Blawg, as you might already know, is a term coined by Denise Howell for "law blogs". I searched nanotechnology on Blawg Republic to see who's blogging bout it and I came up with some results:

  1. Patent Barista, a patent Blawg discuss the FDA's formation of a Nanotech Taskforce on one of its post:
    We've said that nanotech is the next big thing in biotech. Now, the U.S. Food and Drug Administration has formed an internal task force to focus on the use of nanotechnology materials in drugs, medical instruments, and other products regulated by the agency. The new task force is charged with determining regulatory approaches that encourage the continued development of innovative, safe and effective FDA-regulated products that use nanotechnology materials. This comes as the Motley Fools warn everyone to "Beware the Nano Lawyers!" (sounds like a great Hollywood thriller) .

    Demand for nanotech health-care products is projected to hit $6.5 billion in 2009, up from $906 million in 2004, according to a 2005 report from the Freedonia Group. The total market may exceed $100 billion by 2020. Sales of pharmaceuticals created or modified with nanoparticles will grow to $16.6 billion by 2014.
  2. Prof Solum's Legal Theory Blog cite an SSRN paper on Nanotechnology (I have once discuss the paper on my previous post):
    Abbott, Gopalan, Marchant, & Sylvester on Nanoregulation Kenneth W. Abbott , Sandeep Gopalan , Gary E. Marchant and Douglas J. Sylvester (Arizona State University - College of Law , Arizona State University - College of Law , Arizona State University College of Law and Arizona State University College of Law) have posted International Regulatory Regimes for Nanotechnology on SSRN

  3. Safetylex, a health law blog wrote about FDA's response to nanotech and:
    For an overview of health issues related to nanotechnology in the workplace, see Hazards magazine's collection of articles here and Andrew Maynard's presentation here.

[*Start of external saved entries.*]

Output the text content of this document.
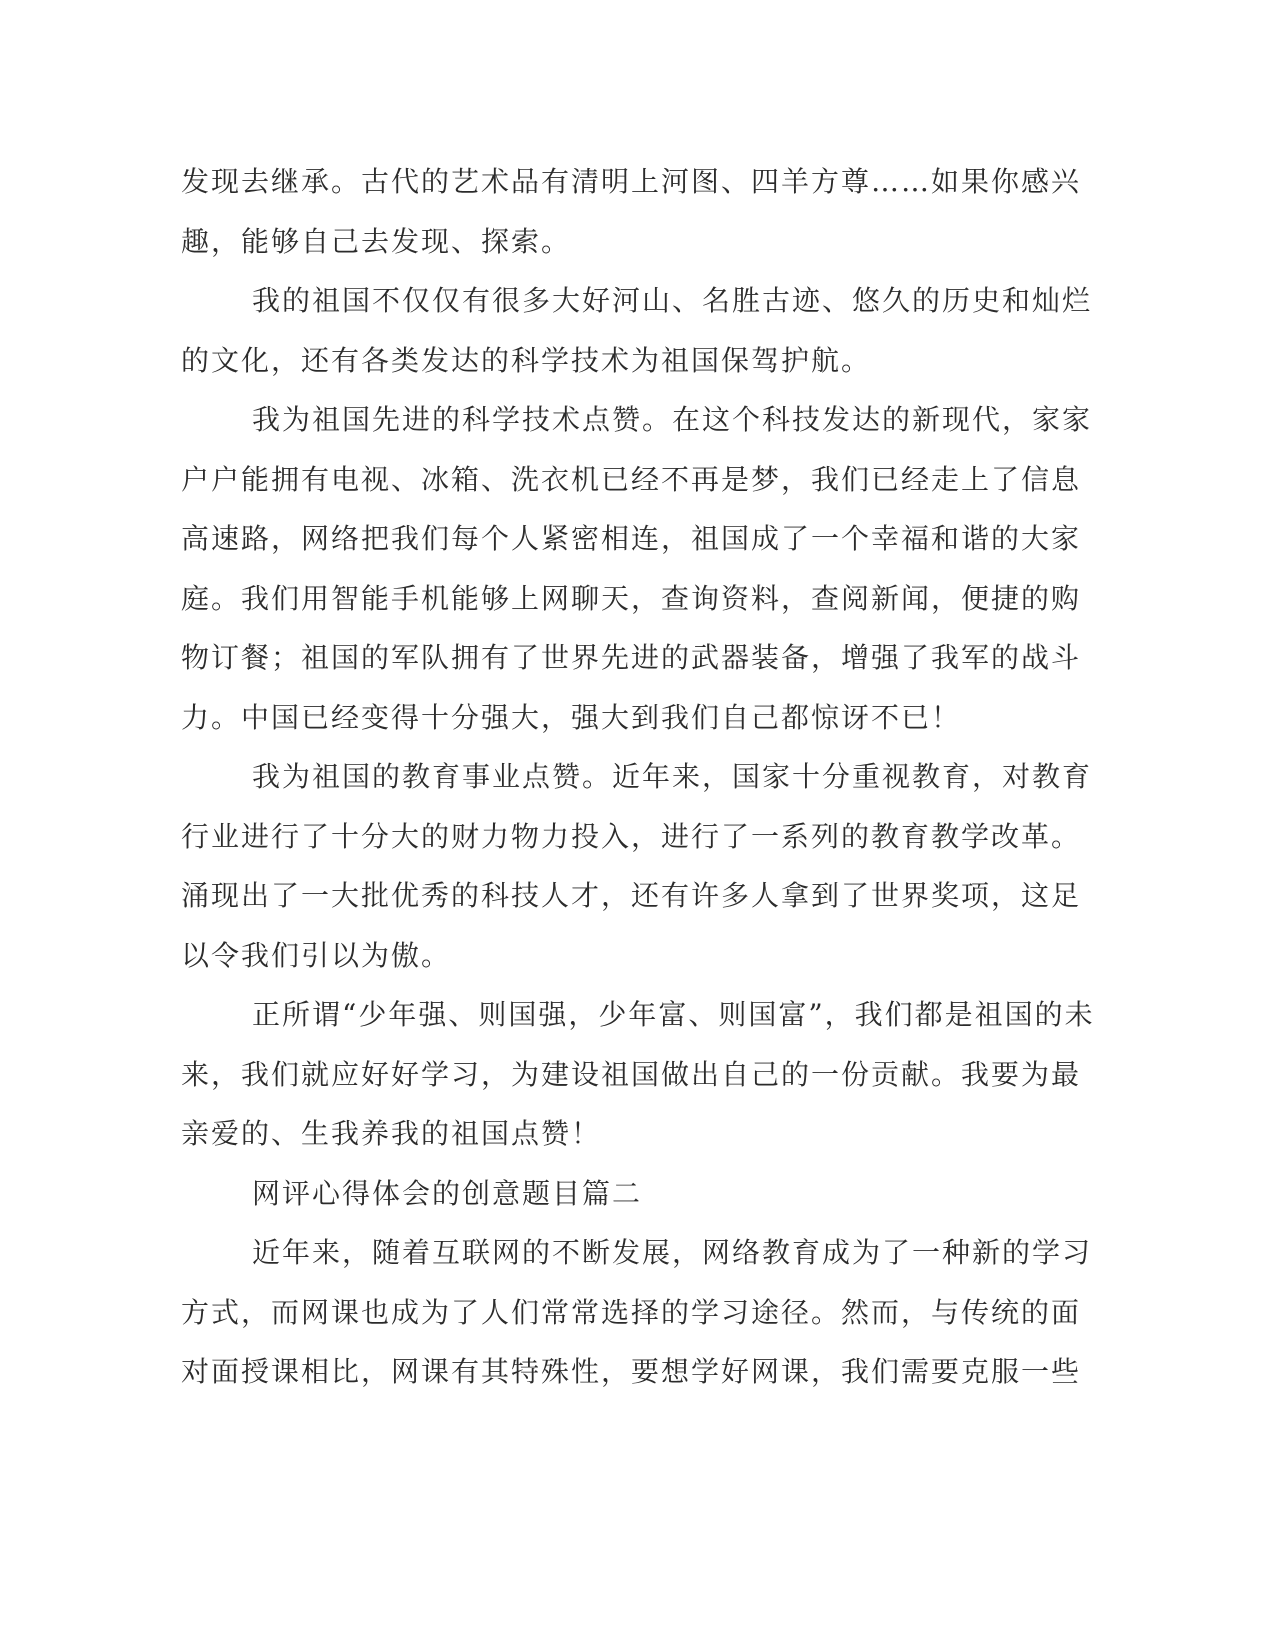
发现去继承。古代的艺术品有清明上河图、四羊方尊……如果你感兴
趣，能够自己去发现、探索。
我的祖国不仅仅有很多大好河山、名胜古迹、悠久的历史和灿烂
的文化，还有各类发达的科学技术为祖国保驾护航。
我为祖国先进的科学技术点赞。在这个科技发达的新现代，家家
户户能拥有电视、冰箱、洗衣机已经不再是梦，我们已经走上了信息
高速路，网络把我们每个人紧密相连，祖国成了一个幸福和谐的大家
庭。我们用智能手机能够上网聊天，查询资料，查阅新闻，便捷的购
物订餐；祖国的军队拥有了世界先进的武器装备，增强了我军的战斗
力。中国已经变得十分强大，强大到我们自己都惊讶不已！
我为祖国的教育事业点赞。近年来，国家十分重视教育，对教育
行业进行了十分大的财力物力投入，进行了一系列的教育教学改革。
涌现出了一大批优秀的科技人才，还有许多人拿到了世界奖项，这足
以令我们引以为傲。
正所谓“少年强、则国强，少年富、则国富”，我们都是祖国的未
来，我们就应好好学习，为建设祖国做出自己的一份贡献。我要为最
亲爱的、生我养我的祖国点赞！
网评心得体会的创意题目篇二
近年来，随着互联网的不断发展，网络教育成为了一种新的学习
方式，而网课也成为了人们常常选择的学习途径。然而，与传统的面
对面授课相比，网课有其特殊性，要想学好网课，我们需要克服一些
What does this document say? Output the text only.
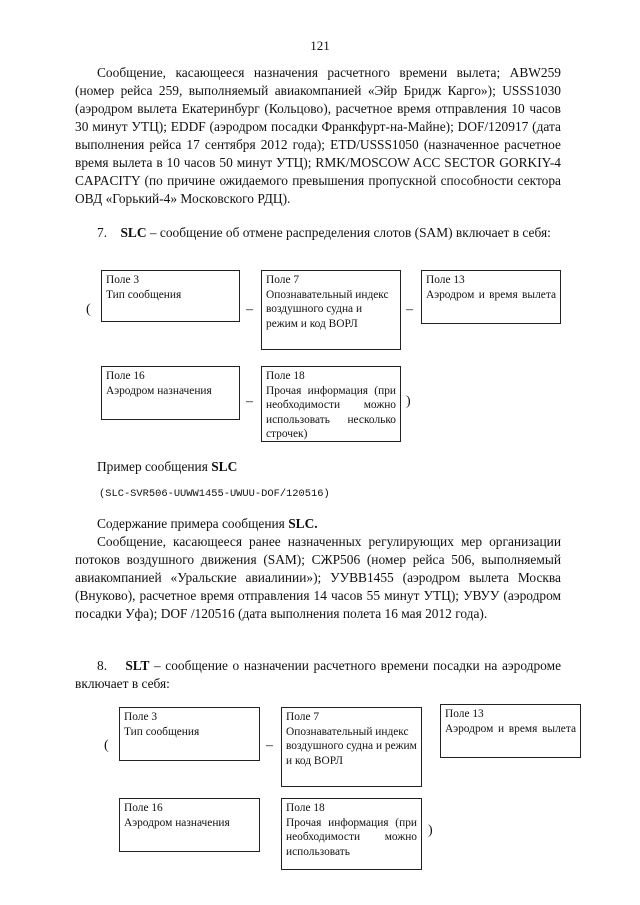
121

Сообщение, касающееся назначения расчетного времени вылета; ABW259 (номер рейса 259, выполняемый авиакомпанией «Эйр Бридж Карго»); USSS1030 (аэродром вылета Екатеринбург (Кольцово), расчетное время отправления 10 часов 30 минут УТЦ); EDDF (аэродром посадки Франкфурт-на-Майне); DOF/120917 (дата выполнения рейса 17 сентября 2012 года); ETD/USSS1050 (назначенное расчетное время вылета в 10 часов 50 минут УТЦ); RMK/MOSCOW ACC SECTOR GORKIY-4 CAPACITY (по причине ожидаемого превышения пропускной способности сектора ОВД «Горький-4» Московского РДЦ).

7. SLC – сообщение об отмене распределения слотов (SAM) включает в себя:
(
Поле 3
Тип сообщения
–
Поле 7
Опознавательный индекс воздушного судна и режим и код ВОРЛ
–
Поле 13
Аэродром и время вылета
Поле 16
Аэродром назначения
–
Поле 18
Прочая информация (при необходимости можно использовать несколько строчек)
)
Пример сообщения SLC
(SLC-SVR506-UUWW1455-UWUU-DOF/120516)
Содержание примера сообщения SLC.

Сообщение, касающееся ранее назначенных регулирующих мер организации потоков воздушного движения (SAM); СЖР506 (номер рейса 506, выполняемый авиакомпанией «Уральские авиалинии»); УУВВ1455 (аэродром вылета Москва (Внуково), расчетное время отправления 14 часов 55 минут УТЦ); УВУУ (аэродром посадки Уфа); DOF /120516 (дата выполнения полета 16 мая 2012 года).

8. SLT – сообщение о назначении расчетного времени посадки на аэродроме включает в себя:
(
Поле 3
Тип сообщения
–
Поле 7
Опознавательный индекс воздушного судна и режим и код ВОРЛ
Поле 13
Аэродром и время вылета
Поле 16
Аэродром назначения
Поле 18
Прочая информация (при необходимости можно использовать
)
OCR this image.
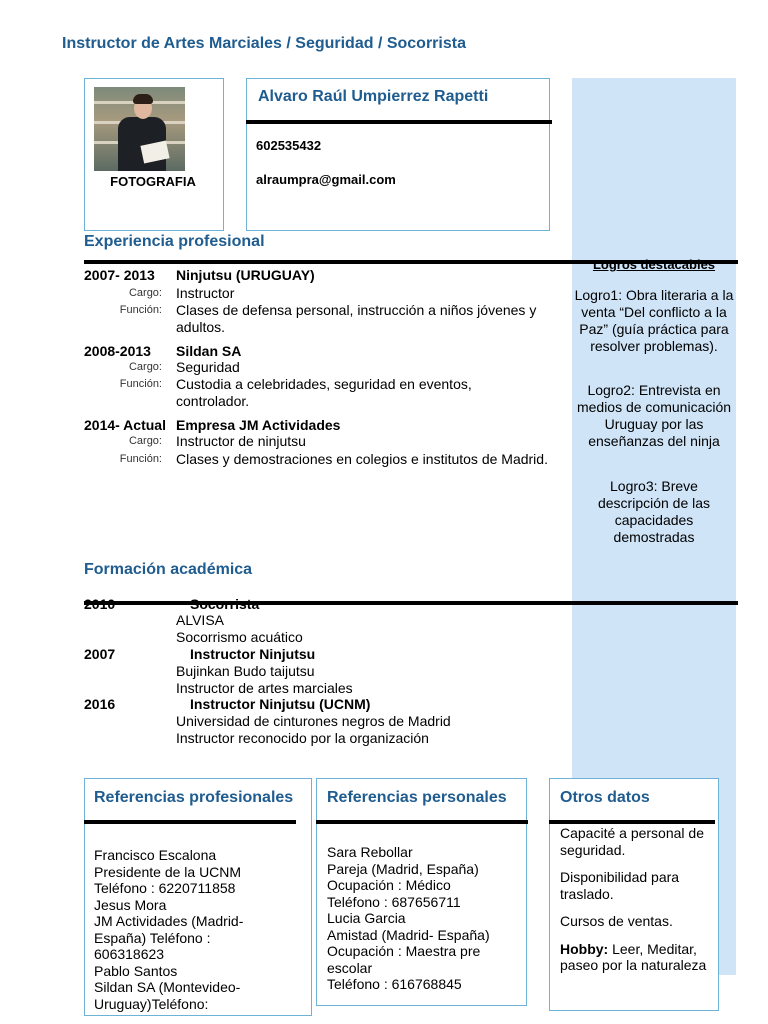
Instructor de Artes Marciales / Seguridad / Socorrista
FOTOGRAFIA
Alvaro Raúl Umpierrez Rapetti
602535432
alraumpra@gmail.com
Experiencia profesional
2007- 2013 Ninjutsu (URUGUAY)
Cargo: Instructor
Función: Clases de defensa personal, instrucción a niños jóvenes y adultos.
2008-2013 Sildan SA
Cargo: Seguridad
Función: Custodia a celebridades, seguridad en eventos, controlador.
2014- Actual Empresa JM Actividades
Cargo: Instructor de ninjutsu
Función: Clases y demostraciones en colegios e institutos de Madrid.
Logros destacables
Logro1: Obra literaria a la venta “Del conflicto a la Paz” (guía práctica para resolver problemas).
Logro2: Entrevista en medios de comunicación Uruguay por las enseñanzas del ninja
Logro3: Breve descripción de las capacidades demostradas
Formación académica
ALVISA
Socorrismo acuático
2007	Instructor Ninjutsu
Bujinkan Budo taijutsu
Instructor de artes marciales
2016	Instructor Ninjutsu (UCNM)
Universidad de cinturones negros de Madrid
Instructor reconocido por la organización
Referencias profesionales
Francisco Escalona
Presidente de la UCNM
Teléfono : 6220711858
Jesus Mora
JM Actividades (Madrid-
España) Teléfono :
606318623
Pablo Santos
Sildan SA (Montevideo-
Uruguay)Teléfono:
Referencias personales
Sara Rebollar
Pareja (Madrid, España)
Ocupación : Médico
Teléfono : 687656711
Lucia Garcia
Amistad (Madrid- España)
Ocupación : Maestra pre
escolar
Teléfono : 616768845
Otros datos
Capacité a personal de seguridad.
Disponibilidad para traslado.
Cursos de ventas.
Hobby: Leer, Meditar, paseo por la naturaleza
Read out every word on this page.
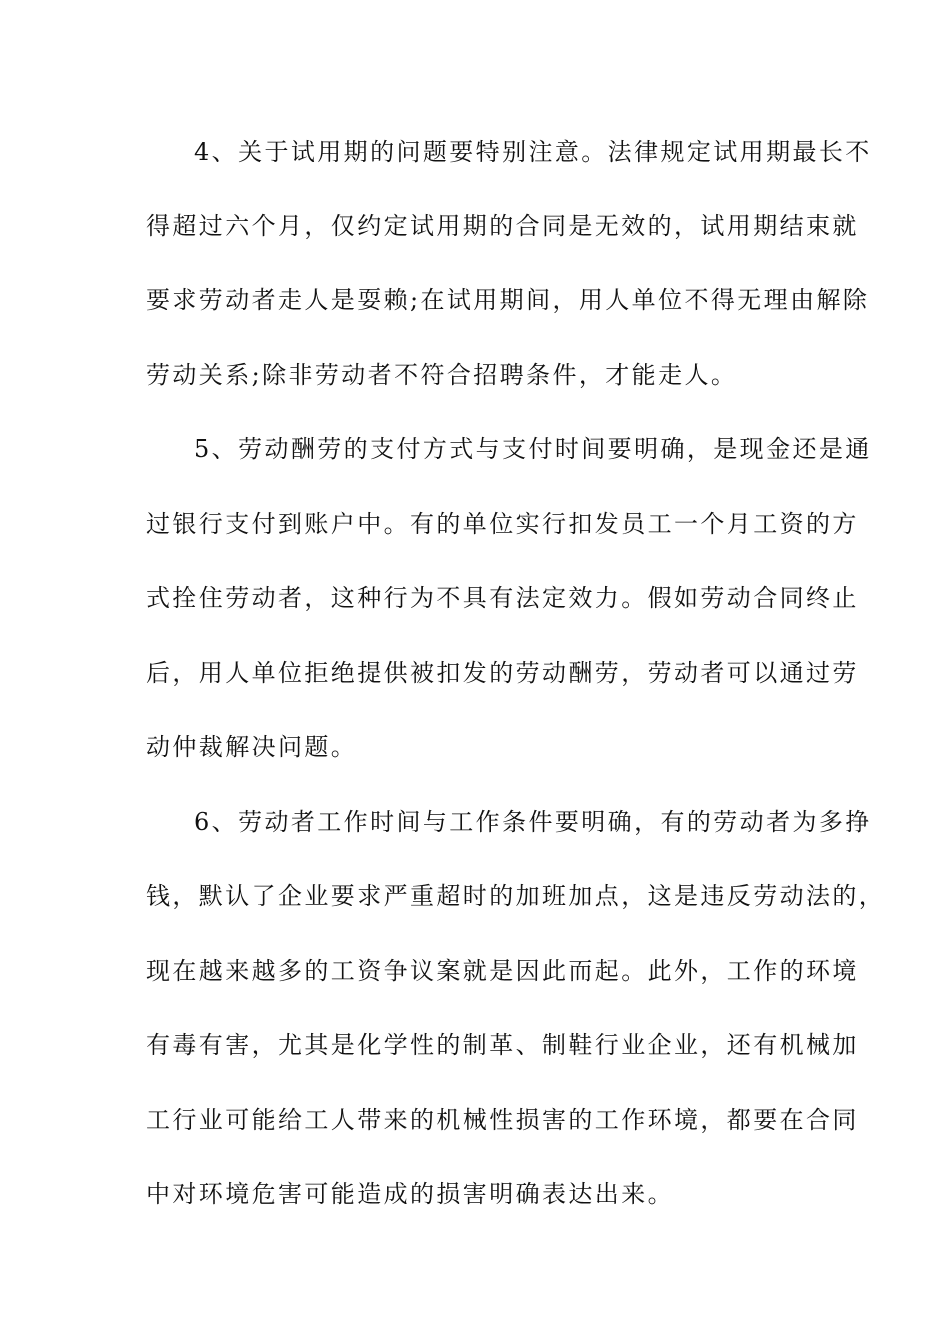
4、关于试用期的问题要特别注意。法律规定试用期最长不
得超过六个月，仅约定试用期的合同是无效的，试用期结束就
要求劳动者走人是耍赖;在试用期间，用人单位不得无理由解除
劳动关系;除非劳动者不符合招聘条件，才能走人。
5、劳动酬劳的支付方式与支付时间要明确，是现金还是通
过银行支付到账户中。有的单位实行扣发员工一个月工资的方
式拴住劳动者，这种行为不具有法定效力。假如劳动合同终止
后，用人单位拒绝提供被扣发的劳动酬劳，劳动者可以通过劳
动仲裁解决问题。
6、劳动者工作时间与工作条件要明确，有的劳动者为多挣
钱，默认了企业要求严重超时的加班加点，这是违反劳动法的，
现在越来越多的工资争议案就是因此而起。此外，工作的环境
有毒有害，尤其是化学性的制革、制鞋行业企业，还有机械加
工行业可能给工人带来的机械性损害的工作环境，都要在合同
中对环境危害可能造成的损害明确表达出来。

The National Institute of Occupational Safety and Health (NIOSH) also maintains an informative website regarding emerging health and safety issues related to nanotechnology. Later this year, NIOSH is co-sponsoring a conference in Cincinnati, Ohio examining current research and issues in this area
  4. Blog 702 discussed the Office Safety and Health aspects of Nanotech:
    By some estimates, nanotechnology will become a $2.6 trillion industry within ten years. Right now, there are basically no regulatory standards. Of the $1.2 billion earmarked for the federal government's National Nanotechnology Initiative in 2007, only about 0.2% is allocated to studying workplace safety issues. See Rick Weiss, Nanotech Raises Worker-Safety Questions, Washington Post, Apr. 8, 2006, at A1.
  5. The Environment, an environmental law and litigation department of Lowenstein Sandler posted EPA findings on nanomaterials hazard:
    The Washington post reported this weekend that EPA specifically approved the first nano-scale materials for pre-manufacture, or research purposes, under the low release and exposure exemption under the Toxic Substances Control Act (TSCA). The first nano-scale materials approved are small scale carbon tubes, which may find uses in manufacturing flat screen televisions, clear coatings and fuel cells. There is significant controversy surrounding the manufacture and use of nano-size materials given the unknowns regarding potential health and environmental effects.
  6. EEJD, a law and technology blog posted a link on USTPO's class 977 patent for nanotech:
    AZoNanotechnology provides an Overview of the Current Climate and Explanation of Classification 977

It is understandable that so far, not so many blawg adresses Nanotech issue, as the discipline is still emerging and there are lacks of scientific data to create regulation. Nanotechnology Law is really at the very early years of its birth.